Disclosure (1994) – Review

2 1/2 Stars

One of top twenty grossing film from 1994, six of them were adapted from popular novels. Including the year’s highest grossing film, Forrest Gump. Amongst the big-screen book to movie conversions from literary heavyweights Anne Rice, Tom Clancy and John Grisham, Michael Crichton’s Disclosure holds it own in that fine company. In a particularly strong year for adaptions, Disclosure is surely the most lurid,trashy, and erotic of the bunch. Written by former movie critic turned scriptwriter Paul Attansio and directed with low-key professionalism by Barry Levinson, Disclosure is the second best movie made from Crichton’s literary canon.

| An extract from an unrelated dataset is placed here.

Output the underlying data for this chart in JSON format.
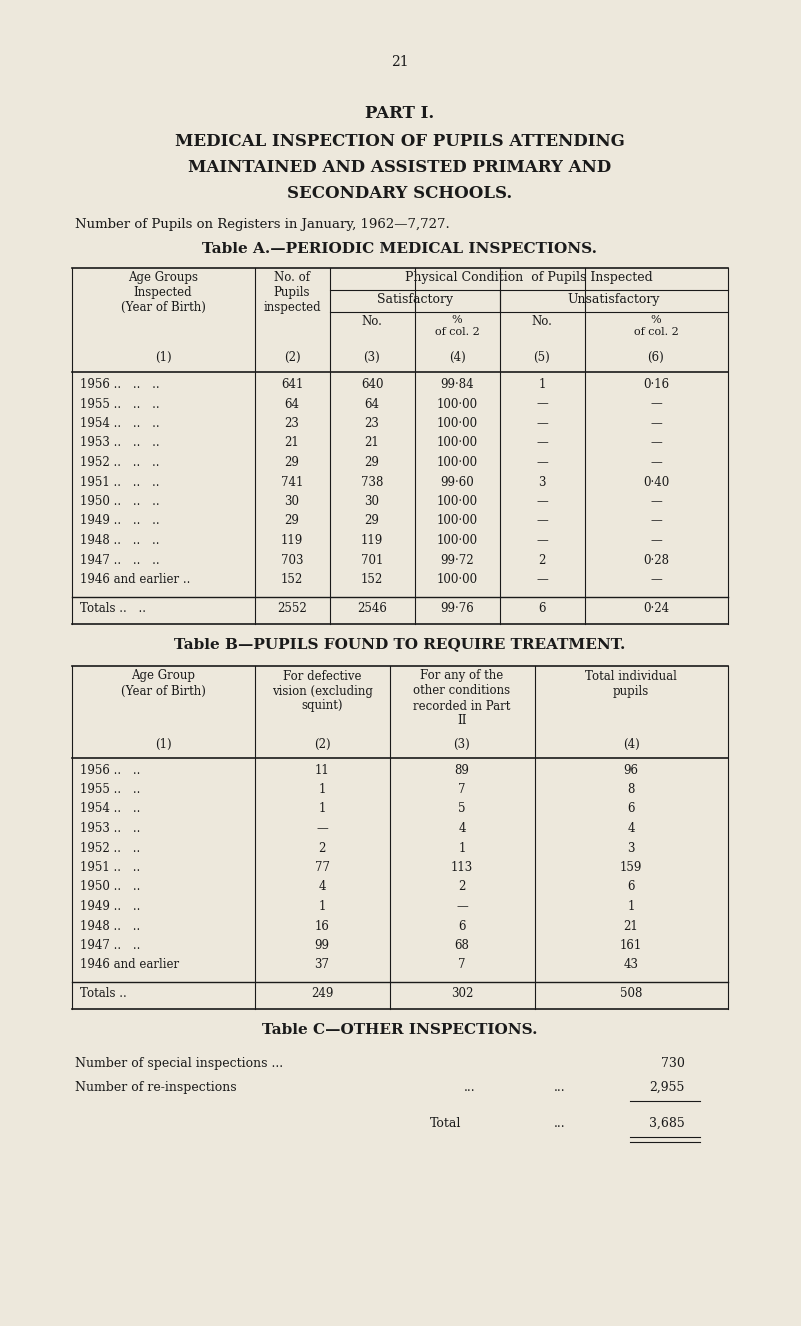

A sexual encounter during a brutal struggle in the cutthroat computer industry, turns into psychological game that threatens to derail the career of family man Tom Sanders (Michael Douglas). Having rebuked the passionate advances of his sexy new boss (Demi Moore), Sanders’ life is thrown into turmoil when she charges him with sexual harassment. Left scrabbling for his marriage, job, and clean name–Tom seeks legal counsel and uncovers a set-up that would force him out of the company and the loss of potentially valuable stock options.

Disclosure is a sleek, sexual thriller with a well polished script that lets both Douglas and Moore shine in equal measures. Moore’s at the hight of her acting prowess here playing a character exploiting her position of power over a former lover who once burnt here for a more stable life. The film delves into some silly virtual reality sequence late in the third act, but is otherwise a solid tale presented as a 1990’s neo-hitchcockian thriller.